Não sei exactamente como explicar o que são “Saudades”, só sei que doem, doem como quando levamos um murro no estômago e queremos vomitar, o coração para e a tristeza sobe na nossa garganta como uma espécie de nó cego, muito apertado, até que as lágrimas vêm em nosso auxílio. Depois fechamos os olhos e aceitamos. Mas dói aceitar.
As saudades curam-se como as doenças, como as gripes. Só que um dia, quando já não nos lembramos, acabam por voltar com pezinhos de lã.
Sempre que eu tenho saudades, é assim que eu sinto, mas depois adormeço e quando a manhã acorda, da cozinha da minha Avó, sobe um delicioso
aroma a chocolate. Eu corro até lá e pergunto:
- Avó, quando a minha mãe morreu, porque não ficou o meu Pai comigo?
A minha Avó levanta um olho e depois outro e não responde, a não ser que eu considere resposta a maneira furiosa como ela desata a limpar o chão, o fogão, as paredes…

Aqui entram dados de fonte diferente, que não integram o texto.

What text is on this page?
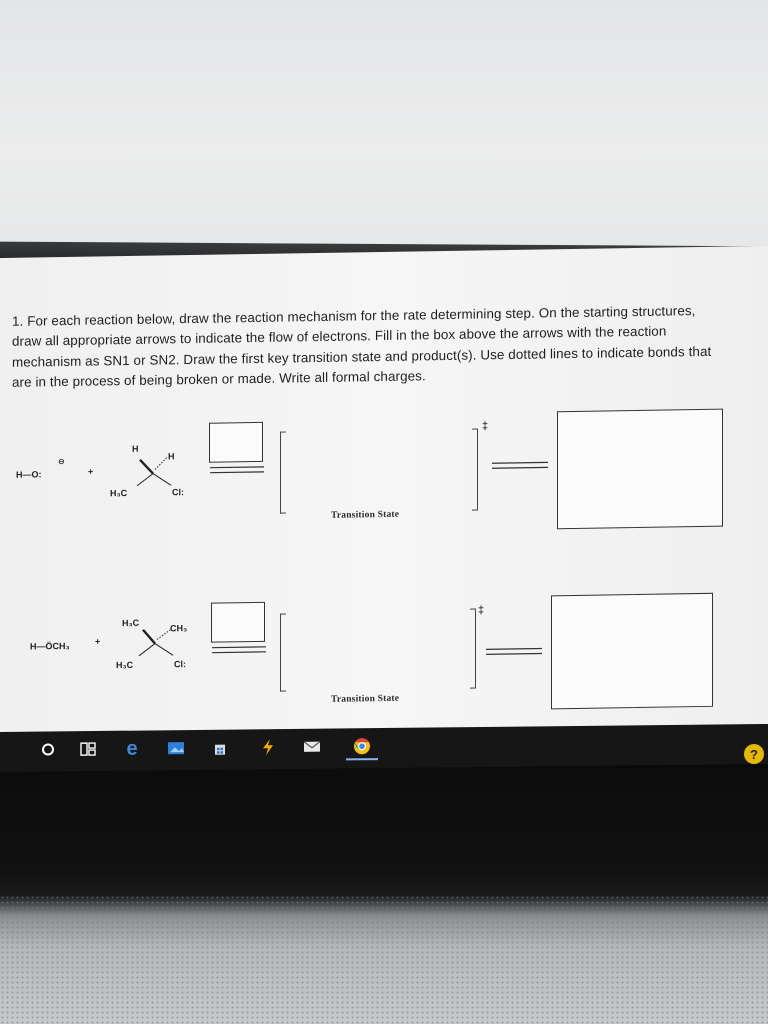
1. For each reaction below, draw the reaction mechanism for the rate determining step. On the starting structures, draw all appropriate arrows to indicate the flow of electrons. Fill in the box above the arrows with the reaction mechanism as SN1 or SN2. Draw the first key transition state and product(s). Use dotted lines to indicate bonds that are in the process of being broken or made. Write all formal charges.
H—O:
⊖
+
H
H
H₃C	Cl:
‡
Transition State
H—ÖCH₃	+
H₃C
CH₃
H₃C	Cl:
‡
Transition State
e	?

Nesse momento, as coisas ficam mais claras na minha cabeça:
O meu Pai não me quis ou, muito simplesmente, não soube cuidar de mim, que isto de uma criança pequena deve dar muito trabalho.
Então suspiro baixinho e parece que passam cem anos até a minha Avó responder:
- Não é bom olhar para o passado, porque o passado é um armário cheio de esqueletos e fantasmas.
Então penso que ela tem razão, abraço-a e sou feliz.